Opvallend in de bespreking van de veldverkenning (H&W sept 2019) vond ik de grote groep (20%) die 24 uurs zorg NIET meer de taak van de huisarts vindt. Ik was benieuwd naar de verdeling tussen de AIOSsen, waarnemers en praktijkhouders als het gaat om deze mening. Ik vermoed namelijk dat de jonge huisartsen grotendeels vinden dat dit stuk van het werk NIET meer bij ons vak hoort en de zittende huisartsen van wel (dus die 20% zou dan vooral uit jongeren bestaan). Als dit zo zou zijn is dit natuurlijk een zeer duidelijk signaal, want dat zou betekenen dat deze kernwaarde niet meer houdbaar is op langere termijn en dan zijn we toch genoodzaakt deze te herzien lijkt me.

Graag uw reactie.

Igor Monzón, huisarts te Leeuwarden.

Annet Sollie 9 december 2019

Reactie van de auteurs Henriette van der Horst en Rob Dijkstra

Er waren op onderdelen uit de veldverkenning uiteraard wel verschillen tussen de verschillende groepen respondenten, maar op het punt van de 24uurs huisartsen zorg voor zaken die niet tot de volgende werkdag kunnen wachten, waren de respondenten eensgezind.
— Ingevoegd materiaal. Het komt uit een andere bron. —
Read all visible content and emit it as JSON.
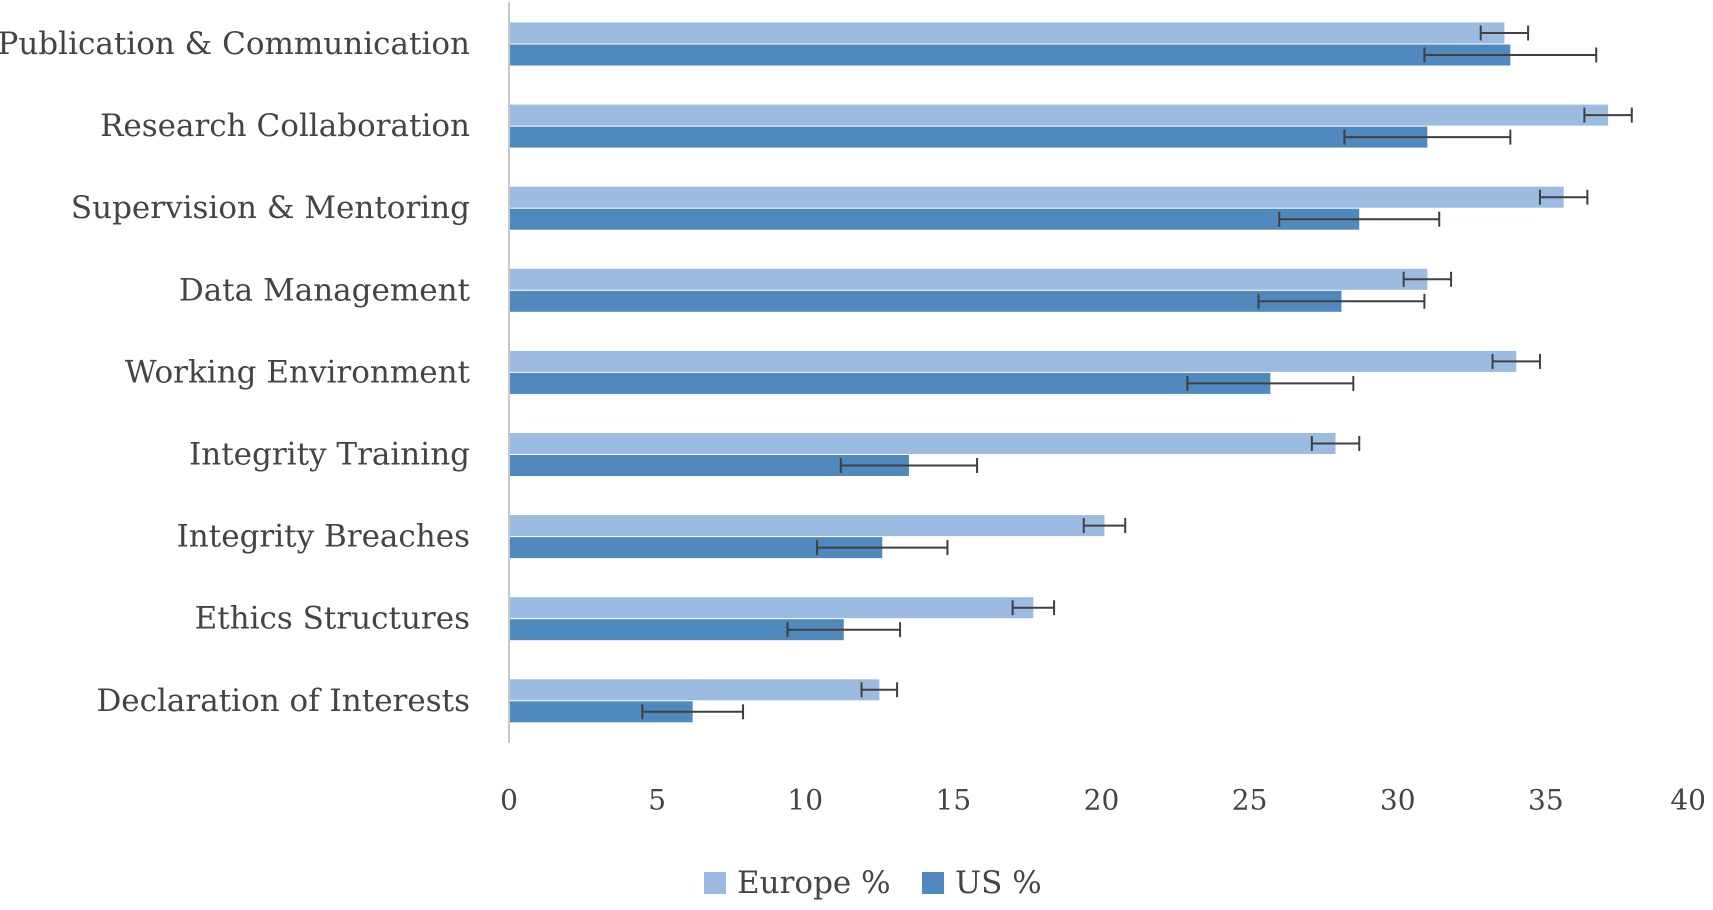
{
  "chart_data": {
    "type": "bar",
    "orientation": "horizontal",
    "title": "",
    "xlabel": "",
    "ylabel": "",
    "categories": [
      "Publication & Communication",
      "Research Collaboration",
      "Supervision & Mentoring",
      "Data Management",
      "Working Environment",
      "Integrity Training",
      "Integrity Breaches",
      "Ethics Structures",
      "Declaration of Interests"
    ],
    "series": [
      {
        "name": "Europe %",
        "color": "#9bbbe0",
        "values": [
          33.6,
          37.1,
          35.6,
          31.0,
          34.0,
          27.9,
          20.1,
          17.7,
          12.5
        ],
        "error": [
          0.8,
          0.8,
          0.8,
          0.8,
          0.8,
          0.8,
          0.7,
          0.7,
          0.6
        ]
      },
      {
        "name": "US %",
        "color": "#4f89bd",
        "values": [
          33.8,
          31.0,
          28.7,
          28.1,
          25.7,
          13.5,
          12.6,
          11.3,
          6.2
        ],
        "error": [
          2.9,
          2.8,
          2.7,
          2.8,
          2.8,
          2.3,
          2.2,
          1.9,
          1.7
        ]
      }
    ],
    "xlim": [
      0,
      40
    ],
    "xticks": [
      "0",
      "5",
      "10",
      "15",
      "20",
      "25",
      "30",
      "35",
      "40"
    ],
    "grid": false,
    "legend": "bottom",
    "error_bar_color": "#404040"
  }
}
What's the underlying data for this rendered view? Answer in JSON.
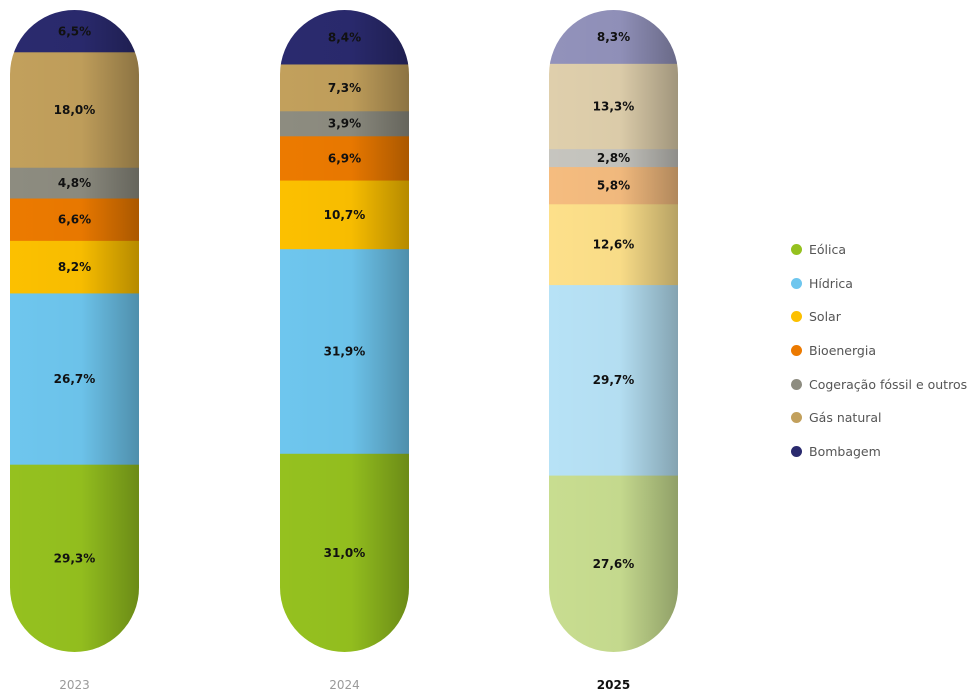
{
  "chart_data": {
    "type": "bar",
    "stacked": true,
    "orientation": "vertical",
    "unit": "%",
    "categories": [
      "2023",
      "2024",
      "2025"
    ],
    "highlighted_category": "2025",
    "series": [
      {
        "name": "Eólica",
        "color": "#95c11f",
        "values": [
          29.3,
          31.0,
          27.6
        ],
        "labels": [
          "29,3%",
          "31,0%",
          "27,6%"
        ]
      },
      {
        "name": "Hídrica",
        "color": "#6ec6ee",
        "values": [
          26.7,
          31.9,
          29.7
        ],
        "labels": [
          "26,7%",
          "31,9%",
          "29,7%"
        ]
      },
      {
        "name": "Solar",
        "color": "#fcc000",
        "values": [
          8.2,
          10.7,
          12.6
        ],
        "labels": [
          "8,2%",
          "10,7%",
          "12,6%"
        ]
      },
      {
        "name": "Bioenergia",
        "color": "#ec7a00",
        "values": [
          6.6,
          6.9,
          5.8
        ],
        "labels": [
          "6,6%",
          "6,9%",
          "5,8%"
        ]
      },
      {
        "name": "Cogeração fóssil e outros",
        "color": "#8d8c80",
        "values": [
          4.8,
          3.9,
          2.8
        ],
        "labels": [
          "4,8%",
          "3,9%",
          "2,8%"
        ]
      },
      {
        "name": "Gás natural",
        "color": "#c2a05c",
        "values": [
          18.0,
          7.3,
          13.3
        ],
        "labels": [
          "18,0%",
          "7,3%",
          "13,3%"
        ]
      },
      {
        "name": "Bombagem",
        "color": "#2a2a6e",
        "values": [
          6.5,
          8.4,
          8.3
        ],
        "labels": [
          "6,5%",
          "8,4%",
          "8,3%"
        ]
      }
    ],
    "light_colors_2025": [
      "#c8dd90",
      "#b7e2f6",
      "#fde08a",
      "#f5bc7f",
      "#c6c5bf",
      "#dfcfac",
      "#9292bb"
    ],
    "legend_position": "right",
    "grid": false
  },
  "legend": {
    "items": [
      {
        "label": "Eólica",
        "color": "#95c11f"
      },
      {
        "label": "Hídrica",
        "color": "#6ec6ee"
      },
      {
        "label": "Solar",
        "color": "#fcc000"
      },
      {
        "label": "Bioenergia",
        "color": "#ec7a00"
      },
      {
        "label": "Cogeração fóssil e outros",
        "color": "#8d8c80"
      },
      {
        "label": "Gás natural",
        "color": "#c2a05c"
      },
      {
        "label": "Bombagem",
        "color": "#2a2a6e"
      }
    ]
  }
}
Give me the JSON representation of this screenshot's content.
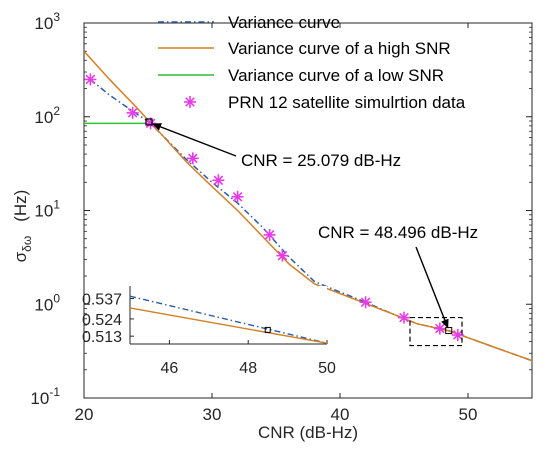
{
  "chart_data": {
    "type": "line",
    "xlabel": "CNR  (dB-Hz)",
    "ylabel_main": "σ",
    "ylabel_sub": "δω",
    "ylabel_unit": "(Hz)",
    "xlim": [
      20,
      55
    ],
    "ylim": [
      0.1,
      1000
    ],
    "yscale": "log",
    "x_ticks": [
      "20",
      "30",
      "40",
      "50"
    ],
    "x_tick_values": [
      20,
      30,
      40,
      50
    ],
    "y_ticks": [
      {
        "base": "10",
        "exp": "-1",
        "value": 0.1
      },
      {
        "base": "10",
        "exp": "0",
        "value": 1
      },
      {
        "base": "10",
        "exp": "1",
        "value": 10
      },
      {
        "base": "10",
        "exp": "2",
        "value": 100
      },
      {
        "base": "10",
        "exp": "3",
        "value": 1000
      }
    ],
    "legend_position": "top-right",
    "series": [
      {
        "name": "Variance curve",
        "style": "dash-dot",
        "color": "#2c5aa8",
        "x": [
          20.5,
          22,
          24,
          25.079,
          26,
          28,
          30,
          32,
          34,
          36,
          38,
          40,
          42,
          44,
          46,
          48.496,
          50,
          52,
          55
        ],
        "y": [
          250,
          170,
          110,
          88,
          66,
          35,
          20,
          12,
          6.5,
          3.2,
          1.75,
          1.35,
          1.05,
          0.8,
          0.62,
          0.524,
          0.44,
          0.35,
          0.25
        ]
      },
      {
        "name": "Variance curve of a high SNR",
        "style": "solid",
        "color": "#d47f24",
        "x": [
          20,
          22,
          24,
          25.079,
          26,
          28,
          30,
          32,
          34,
          36,
          38,
          40,
          42,
          44,
          46,
          48.496,
          50,
          52,
          55
        ],
        "y": [
          500,
          250,
          130,
          90,
          66,
          33,
          18,
          10,
          5.2,
          2.7,
          1.65,
          1.3,
          1.02,
          0.8,
          0.62,
          0.52,
          0.44,
          0.35,
          0.25
        ]
      },
      {
        "name": "Variance curve of a low SNR",
        "style": "solid",
        "color": "#2fc132",
        "x": [
          20,
          25.079
        ],
        "y": [
          85,
          85
        ]
      },
      {
        "name": "PRN 12 satellite simulrtion data",
        "style": "marker",
        "marker": "*",
        "color": "#e63ce6",
        "x": [
          20.5,
          23.8,
          25.2,
          28.5,
          30.5,
          32,
          34.5,
          35.5,
          42,
          45,
          47.8,
          49.2
        ],
        "y": [
          250,
          110,
          85,
          36,
          21,
          14,
          5.5,
          3.3,
          1.05,
          0.72,
          0.55,
          0.47
        ]
      }
    ],
    "annotations": [
      {
        "text": "CNR = 25.079 dB-Hz",
        "x": 25.079,
        "y": 88
      },
      {
        "text": "CNR = 48.496 dB-Hz",
        "x": 48.496,
        "y": 0.524
      }
    ],
    "inset": {
      "xlim": [
        45,
        50
      ],
      "ylim": [
        0.508,
        0.545
      ],
      "x_ticks": [
        "46",
        "48",
        "50"
      ],
      "x_tick_values": [
        46,
        48,
        50
      ],
      "y_ticks": [
        "0.537",
        "0.524",
        "0.513"
      ],
      "y_tick_values": [
        0.537,
        0.524,
        0.513
      ],
      "series": [
        {
          "name": "Variance curve",
          "x": [
            45,
            50
          ],
          "y": [
            0.5385,
            0.5085
          ]
        },
        {
          "name": "Variance curve of a high SNR",
          "x": [
            45,
            50
          ],
          "y": [
            0.531,
            0.5085
          ]
        }
      ],
      "marker_point": {
        "x": 48.496,
        "y": 0.517
      }
    }
  },
  "colors": {
    "variance": "#2c5aa8",
    "high_snr": "#d47f24",
    "low_snr": "#2fc132",
    "markers": "#e63ce6",
    "axes": "#262626"
  }
}
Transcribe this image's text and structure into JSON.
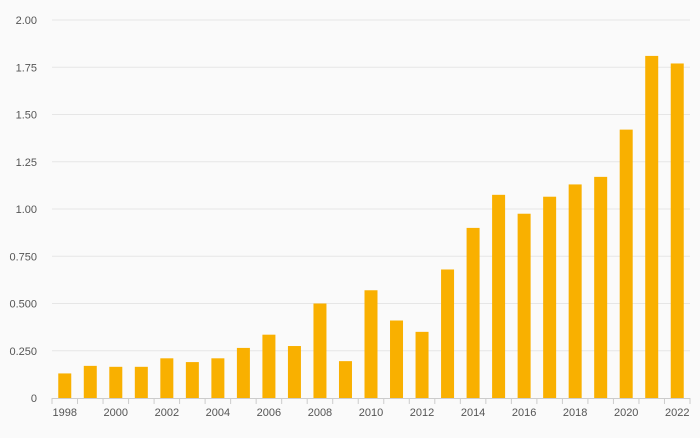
{
  "chart_data": {
    "type": "bar",
    "title": "",
    "xlabel": "",
    "ylabel": "",
    "categories": [
      "1998",
      "1999",
      "2000",
      "2001",
      "2002",
      "2003",
      "2004",
      "2005",
      "2006",
      "2007",
      "2008",
      "2009",
      "2010",
      "2011",
      "2012",
      "2013",
      "2014",
      "2015",
      "2016",
      "2017",
      "2018",
      "2019",
      "2020",
      "2021",
      "2022"
    ],
    "values": [
      0.13,
      0.17,
      0.165,
      0.165,
      0.21,
      0.19,
      0.21,
      0.265,
      0.335,
      0.275,
      0.5,
      0.195,
      0.57,
      0.41,
      0.35,
      0.68,
      0.9,
      1.075,
      0.975,
      1.065,
      1.13,
      1.17,
      1.42,
      1.81,
      1.77
    ],
    "ylim": [
      0,
      2
    ],
    "yticks": [
      "0",
      "0.250",
      "0.500",
      "0.750",
      "1.00",
      "1.25",
      "1.50",
      "1.75",
      "2.00"
    ],
    "yticks_values": [
      0,
      0.25,
      0.5,
      0.75,
      1.0,
      1.25,
      1.5,
      1.75,
      2.0
    ],
    "xtick_labels": [
      "1998",
      "2000",
      "2002",
      "2004",
      "2006",
      "2008",
      "2010",
      "2012",
      "2014",
      "2016",
      "2018",
      "2020",
      "2022"
    ],
    "grid": true,
    "legend": "none",
    "colors": {
      "bar": "#f9b000",
      "grid": "#e6e6e6",
      "axis": "#cccccc",
      "text": "#555555",
      "background": "#fafafa"
    }
  }
}
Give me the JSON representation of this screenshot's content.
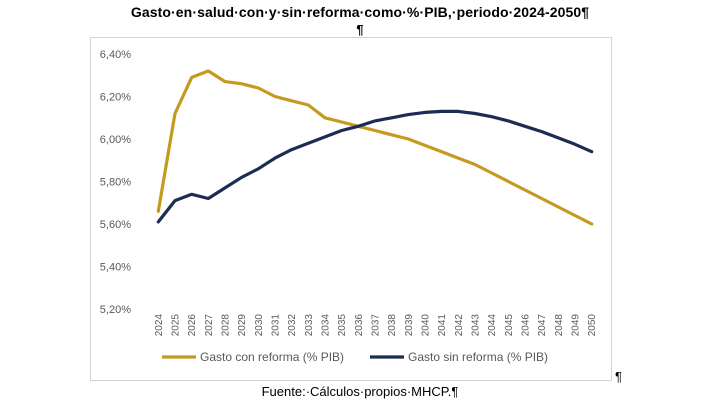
{
  "document": {
    "title": "Gasto·en·salud·con·y·sin·reforma·como·%·PIB,·periodo·2024-2050¶",
    "title_mark": "¶",
    "source": "Fuente:·Cálculos·propios·MHCP.¶",
    "trailing_mark": "¶"
  },
  "chart_data": {
    "type": "line",
    "title": "",
    "xlabel": "",
    "ylabel": "",
    "x": [
      "2024",
      "2025",
      "2026",
      "2027",
      "2028",
      "2029",
      "2030",
      "2031",
      "2032",
      "2033",
      "2034",
      "2035",
      "2036",
      "2037",
      "2038",
      "2039",
      "2040",
      "2041",
      "2042",
      "2043",
      "2044",
      "2045",
      "2046",
      "2047",
      "2048",
      "2049",
      "2050"
    ],
    "y_ticks": [
      "5,20%",
      "5,40%",
      "5,60%",
      "5,80%",
      "6,00%",
      "6,20%",
      "6,40%"
    ],
    "ylim": [
      5.2,
      6.4
    ],
    "grid": false,
    "legend": "bottom",
    "series": [
      {
        "name": "Gasto con reforma (% PIB)",
        "color": "#c49a1f",
        "values": [
          5.66,
          6.12,
          6.29,
          6.32,
          6.27,
          6.26,
          6.24,
          6.2,
          6.18,
          6.16,
          6.1,
          6.08,
          6.06,
          6.04,
          6.02,
          6.0,
          5.97,
          5.94,
          5.91,
          5.88,
          5.84,
          5.8,
          5.76,
          5.72,
          5.68,
          5.64,
          5.6
        ]
      },
      {
        "name": "Gasto sin reforma (% PIB)",
        "color": "#1b2d52",
        "values": [
          5.61,
          5.71,
          5.74,
          5.72,
          5.77,
          5.82,
          5.86,
          5.91,
          5.95,
          5.98,
          6.01,
          6.04,
          6.06,
          6.085,
          6.1,
          6.115,
          6.125,
          6.13,
          6.13,
          6.12,
          6.105,
          6.085,
          6.06,
          6.035,
          6.005,
          5.975,
          5.94
        ]
      }
    ]
  }
}
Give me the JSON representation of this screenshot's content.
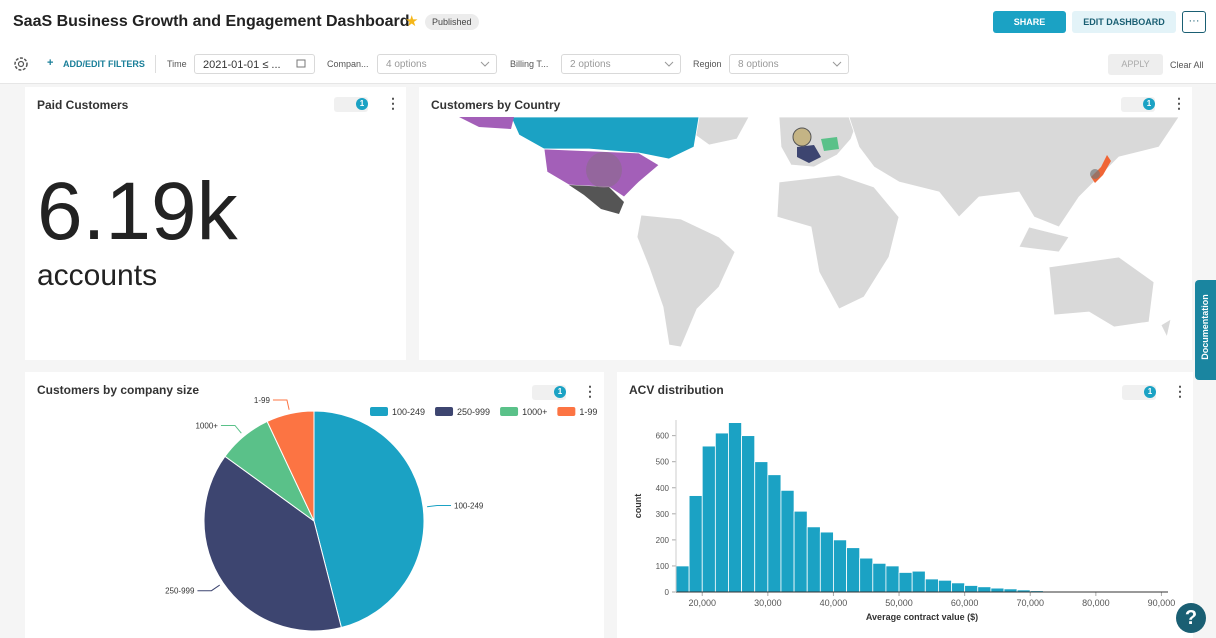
{
  "header": {
    "title": "SaaS Business Growth and Engagement Dashboard",
    "status": "Published",
    "share": "SHARE",
    "edit": "EDIT DASHBOARD",
    "more": "···"
  },
  "filters": {
    "add": "ADD/EDIT FILTERS",
    "items": [
      {
        "label": "Time",
        "value": "2021-01-01 ≤ ..."
      },
      {
        "label": "Compan...",
        "value": "4 options"
      },
      {
        "label": "Billing T...",
        "value": "2 options"
      },
      {
        "label": "Region",
        "value": "8 options"
      }
    ],
    "apply": "APPLY",
    "clear": "Clear All"
  },
  "big_number": {
    "title": "Paid Customers",
    "value": "6.19k",
    "subtitle": "accounts",
    "filter_count": 1
  },
  "map": {
    "title": "Customers by Country",
    "filter_count": 1
  },
  "filter_counts": [
    1,
    1
  ],
  "chart_data": [
    {
      "type": "pie",
      "title": "Customers by company size",
      "categories": [
        "100-249",
        "250-999",
        "1000+",
        "1-99"
      ],
      "values": [
        46,
        39,
        8,
        7
      ],
      "colors": [
        "#1ba2c4",
        "#3d4570",
        "#5ac189",
        "#fc7443"
      ],
      "legend": "top-right"
    },
    {
      "type": "histogram",
      "title": "ACV distribution",
      "color": "#1ba2c4",
      "bins": [
        16000,
        18000,
        20000,
        22000,
        24000,
        26000,
        28000,
        30000,
        32000,
        34000,
        36000,
        38000,
        40000,
        42000,
        44000,
        46000,
        48000,
        50000,
        52000,
        54000,
        56000,
        58000,
        60000,
        62000,
        64000,
        66000,
        68000,
        70000,
        72000,
        74000,
        76000
      ],
      "values": [
        100,
        370,
        560,
        610,
        650,
        600,
        500,
        450,
        390,
        310,
        250,
        230,
        200,
        170,
        130,
        110,
        100,
        75,
        80,
        50,
        45,
        35,
        25,
        20,
        15,
        12,
        8,
        5,
        3,
        2
      ],
      "xlim": [
        16000,
        91000
      ],
      "ylim": [
        0,
        660
      ],
      "xticks": [
        {
          "value": 20000,
          "label": "20,000"
        },
        {
          "value": 30000,
          "label": "30,000"
        },
        {
          "value": 40000,
          "label": "40,000"
        },
        {
          "value": 50000,
          "label": "50,000"
        },
        {
          "value": 60000,
          "label": "60,000"
        },
        {
          "value": 70000,
          "label": "70,000"
        },
        {
          "value": 80000,
          "label": "80,000"
        },
        {
          "value": 90000,
          "label": "90,000"
        }
      ],
      "yticks": [
        0,
        100,
        200,
        300,
        400,
        500,
        600
      ],
      "xlabel": "Average contract value ($)",
      "ylabel": "count"
    }
  ],
  "documentation": "Documentation",
  "help": "?"
}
Aios en waarnemers waren de groepen die zelfs het hoogste scoorden: 85% van beide groepen vond dat het leveren van acute huisartsenzorg tijdens de nacht wel degelijk een taak is van de huisarts. Ook op andere vragen die met continuïteit te maken hebben, scoorden deze groepen vergelijkbaar met de andere groepen. De kernwaarde continuatie zal dus niet snel in het gedrang komen.

De resultaten van de veldverkenning zullen, naar verwachting, in een van de volgende H&W nummers besproken worden.